Kondisi ini menjadi kegundahan luar biasa bagi kami para peneliti dan pelaku konservasi di lapangan, karena sepertinya ada jurang yang besar antara kebijakan, implementasi konservasi dan pemanfaatan satwa liar dengan persepsi masyarakat terhadap kekayaan biodiversitas.

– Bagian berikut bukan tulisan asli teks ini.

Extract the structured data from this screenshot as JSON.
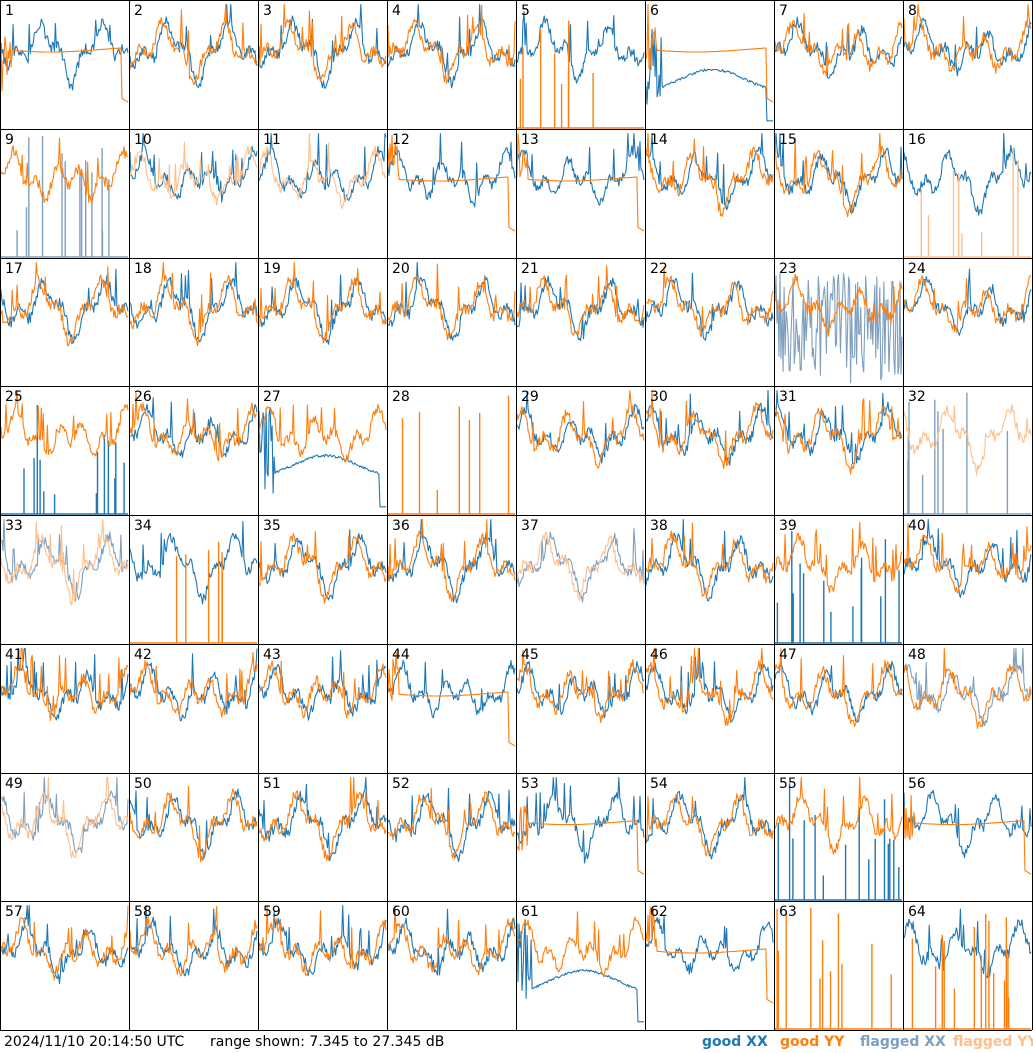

Kami berharap banyak di bawah kepemimpinan yang Bapak/Ibu pimpin dapat segera menyusun kebijakan yang adaptif terhadap permasalahan satwa liar di luar kawasan konservasi. Saat ini KLHK sedang memimpin penyusunan Indonesia Biodiversity Strategy and Action Plan (IBSAP) periode 2024-2030, yang bahkan menjadi landasan roadmap penyusunan kebijakan terkait konservasi biodiversitas. Kami berharap IBSAP terbaru ini mewadahi solusi terhadap permasalahan pelestarian satwa liar di Indonesia, khususnya yang menjelajah di luar kawasan konservasi.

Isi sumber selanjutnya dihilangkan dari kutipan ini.